6. The method of claim 5, wherein the set of parameters include:

job priority;

image-forming apparatus job queue status; or

predetermined time.

7. The method of claim 1, wherein the executing step includes computing cost involved in completing the job with the set configuration.

8. A system for selectively varying the operating speed of an image-forming apparatus, the system comprising:

an interface module configured to receive a job and an associated identifier for execution on the image-forming apparatus;

a controller, operatively coupled to the interface module, configured to: modify the operating speed of the image-forming apparatus by: identifying a desired operating speed associated with the identifier, including verifying authorization information received along with the identifier; or determining an appropriate operating speed of the image-forming apparatus; and execute the job with the set operating speed.
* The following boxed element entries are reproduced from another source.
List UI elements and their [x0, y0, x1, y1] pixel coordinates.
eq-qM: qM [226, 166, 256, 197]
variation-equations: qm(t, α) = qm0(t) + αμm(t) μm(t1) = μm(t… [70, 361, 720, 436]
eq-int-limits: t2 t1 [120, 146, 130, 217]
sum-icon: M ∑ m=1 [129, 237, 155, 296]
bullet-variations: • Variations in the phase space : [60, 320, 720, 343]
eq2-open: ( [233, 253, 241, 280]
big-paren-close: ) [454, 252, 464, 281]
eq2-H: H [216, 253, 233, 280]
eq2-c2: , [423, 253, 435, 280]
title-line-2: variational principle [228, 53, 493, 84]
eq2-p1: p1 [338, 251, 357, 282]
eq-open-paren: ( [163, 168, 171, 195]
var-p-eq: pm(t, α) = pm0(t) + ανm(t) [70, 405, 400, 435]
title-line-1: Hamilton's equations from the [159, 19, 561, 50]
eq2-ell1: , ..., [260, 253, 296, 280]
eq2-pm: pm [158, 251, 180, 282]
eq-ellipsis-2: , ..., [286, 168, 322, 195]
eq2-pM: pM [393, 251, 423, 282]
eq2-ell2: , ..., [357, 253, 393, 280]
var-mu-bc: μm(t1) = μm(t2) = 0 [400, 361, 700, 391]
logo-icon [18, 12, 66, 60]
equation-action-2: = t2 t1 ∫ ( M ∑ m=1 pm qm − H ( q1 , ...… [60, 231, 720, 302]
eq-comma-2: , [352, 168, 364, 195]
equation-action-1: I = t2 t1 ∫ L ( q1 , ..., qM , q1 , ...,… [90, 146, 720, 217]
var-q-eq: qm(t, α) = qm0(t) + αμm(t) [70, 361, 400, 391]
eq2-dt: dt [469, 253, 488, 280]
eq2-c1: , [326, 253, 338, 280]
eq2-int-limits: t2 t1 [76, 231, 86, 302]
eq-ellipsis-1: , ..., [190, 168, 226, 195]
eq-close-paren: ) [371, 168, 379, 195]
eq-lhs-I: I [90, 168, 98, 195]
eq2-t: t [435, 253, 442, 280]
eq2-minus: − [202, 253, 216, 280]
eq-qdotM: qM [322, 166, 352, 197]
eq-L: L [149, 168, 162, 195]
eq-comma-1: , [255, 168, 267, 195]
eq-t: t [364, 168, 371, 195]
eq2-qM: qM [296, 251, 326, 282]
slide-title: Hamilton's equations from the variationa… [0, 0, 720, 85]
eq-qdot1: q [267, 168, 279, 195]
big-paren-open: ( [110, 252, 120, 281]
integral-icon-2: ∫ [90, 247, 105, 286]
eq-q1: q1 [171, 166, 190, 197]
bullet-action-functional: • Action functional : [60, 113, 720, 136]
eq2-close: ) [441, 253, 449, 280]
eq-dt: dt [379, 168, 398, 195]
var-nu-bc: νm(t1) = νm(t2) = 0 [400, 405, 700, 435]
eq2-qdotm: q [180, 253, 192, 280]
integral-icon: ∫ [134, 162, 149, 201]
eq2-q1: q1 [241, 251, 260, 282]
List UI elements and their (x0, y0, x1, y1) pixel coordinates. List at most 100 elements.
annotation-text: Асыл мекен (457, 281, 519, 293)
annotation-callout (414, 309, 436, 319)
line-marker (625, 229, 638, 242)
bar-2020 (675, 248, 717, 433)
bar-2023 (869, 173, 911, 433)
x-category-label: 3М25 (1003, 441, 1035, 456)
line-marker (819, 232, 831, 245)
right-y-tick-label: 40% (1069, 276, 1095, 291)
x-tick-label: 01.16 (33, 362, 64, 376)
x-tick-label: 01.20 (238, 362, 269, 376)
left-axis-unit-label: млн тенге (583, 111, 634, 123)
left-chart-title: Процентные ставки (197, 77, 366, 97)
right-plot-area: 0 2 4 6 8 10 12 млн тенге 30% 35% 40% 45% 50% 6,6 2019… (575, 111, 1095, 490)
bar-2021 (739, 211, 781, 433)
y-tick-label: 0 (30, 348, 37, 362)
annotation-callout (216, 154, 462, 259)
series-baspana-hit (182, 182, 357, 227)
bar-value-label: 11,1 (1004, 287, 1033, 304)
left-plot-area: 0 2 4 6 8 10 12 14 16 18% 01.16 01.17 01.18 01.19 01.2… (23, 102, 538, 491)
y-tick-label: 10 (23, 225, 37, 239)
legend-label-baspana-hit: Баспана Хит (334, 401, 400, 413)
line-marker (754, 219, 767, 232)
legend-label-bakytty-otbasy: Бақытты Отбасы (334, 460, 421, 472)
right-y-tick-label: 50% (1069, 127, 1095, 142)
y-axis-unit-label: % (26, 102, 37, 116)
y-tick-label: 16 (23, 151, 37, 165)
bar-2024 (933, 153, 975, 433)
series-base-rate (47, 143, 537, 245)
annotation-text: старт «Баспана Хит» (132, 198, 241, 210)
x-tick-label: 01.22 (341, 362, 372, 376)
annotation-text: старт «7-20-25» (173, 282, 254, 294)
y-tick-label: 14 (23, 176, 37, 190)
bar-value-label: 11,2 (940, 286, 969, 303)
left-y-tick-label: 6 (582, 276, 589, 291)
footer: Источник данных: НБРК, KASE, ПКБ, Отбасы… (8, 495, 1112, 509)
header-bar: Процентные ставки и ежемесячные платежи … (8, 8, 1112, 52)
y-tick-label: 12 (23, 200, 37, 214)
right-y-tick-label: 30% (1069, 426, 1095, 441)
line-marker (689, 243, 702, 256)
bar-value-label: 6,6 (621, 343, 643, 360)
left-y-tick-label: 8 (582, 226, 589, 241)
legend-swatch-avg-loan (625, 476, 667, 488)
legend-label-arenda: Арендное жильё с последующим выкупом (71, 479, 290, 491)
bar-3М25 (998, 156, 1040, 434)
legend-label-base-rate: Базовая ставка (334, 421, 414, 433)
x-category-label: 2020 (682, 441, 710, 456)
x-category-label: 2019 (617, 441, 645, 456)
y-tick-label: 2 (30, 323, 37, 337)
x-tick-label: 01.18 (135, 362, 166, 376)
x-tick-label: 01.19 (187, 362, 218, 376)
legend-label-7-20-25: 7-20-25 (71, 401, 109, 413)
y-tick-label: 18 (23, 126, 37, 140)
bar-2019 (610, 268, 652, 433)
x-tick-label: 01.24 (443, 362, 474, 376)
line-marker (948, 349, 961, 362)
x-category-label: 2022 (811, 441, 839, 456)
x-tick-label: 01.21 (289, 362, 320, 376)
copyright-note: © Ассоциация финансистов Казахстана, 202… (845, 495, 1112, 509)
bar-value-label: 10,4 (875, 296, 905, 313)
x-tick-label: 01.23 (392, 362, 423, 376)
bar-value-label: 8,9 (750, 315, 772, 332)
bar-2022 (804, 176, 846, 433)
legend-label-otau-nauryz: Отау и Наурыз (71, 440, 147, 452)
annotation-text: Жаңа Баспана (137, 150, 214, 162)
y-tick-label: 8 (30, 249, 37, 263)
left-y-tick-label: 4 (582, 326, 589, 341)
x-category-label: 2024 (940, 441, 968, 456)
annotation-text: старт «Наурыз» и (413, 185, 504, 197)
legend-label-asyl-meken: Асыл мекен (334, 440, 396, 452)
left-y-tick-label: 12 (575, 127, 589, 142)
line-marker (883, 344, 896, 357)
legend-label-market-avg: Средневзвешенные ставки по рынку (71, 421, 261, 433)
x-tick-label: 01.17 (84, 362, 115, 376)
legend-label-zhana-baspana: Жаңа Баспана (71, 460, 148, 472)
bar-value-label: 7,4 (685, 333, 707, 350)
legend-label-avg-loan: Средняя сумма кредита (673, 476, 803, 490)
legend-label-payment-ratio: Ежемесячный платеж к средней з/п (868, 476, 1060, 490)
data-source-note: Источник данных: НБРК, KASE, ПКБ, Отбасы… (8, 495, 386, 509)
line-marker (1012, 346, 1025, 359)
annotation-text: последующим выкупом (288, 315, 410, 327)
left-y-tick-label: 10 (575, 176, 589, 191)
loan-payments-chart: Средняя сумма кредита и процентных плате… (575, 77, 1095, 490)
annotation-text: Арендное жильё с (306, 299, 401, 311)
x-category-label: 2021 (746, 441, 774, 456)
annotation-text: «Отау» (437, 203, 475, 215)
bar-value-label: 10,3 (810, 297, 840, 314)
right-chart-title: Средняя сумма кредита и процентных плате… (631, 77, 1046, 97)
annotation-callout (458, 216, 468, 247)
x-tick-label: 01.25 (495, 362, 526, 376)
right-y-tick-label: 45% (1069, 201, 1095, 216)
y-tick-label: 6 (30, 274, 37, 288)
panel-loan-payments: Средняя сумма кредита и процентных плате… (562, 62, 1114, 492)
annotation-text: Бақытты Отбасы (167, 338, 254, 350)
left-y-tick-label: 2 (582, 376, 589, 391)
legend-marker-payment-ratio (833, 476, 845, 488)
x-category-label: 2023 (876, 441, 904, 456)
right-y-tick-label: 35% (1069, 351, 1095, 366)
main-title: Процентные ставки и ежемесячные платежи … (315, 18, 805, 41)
9. The system of claim 8, wherein the interface module is further configured to provide a list of identifiers from which the identifier is selected.

10. The system of claim 8, wherein the controller automatically determines the appropriate operating speed based on a set of parameters.

11. The system of claim 10, wherein the set of parameters include:

job priority;

image-forming apparatus job queue status; or

predetermined time.

12. The system of claim 8, wherein the operating speed is the number of prints per minute.

13. The system of claim 8, wherein the desired operating speed includes:

a low operating speed; or

a high operating speed.

14. The system of claim 8, wherein the authorization information includes:

biometric information; or

passwords.

15. The system of claim 8 further comprising a pricing module configured to compute the cost of executing the job based on the operating speed.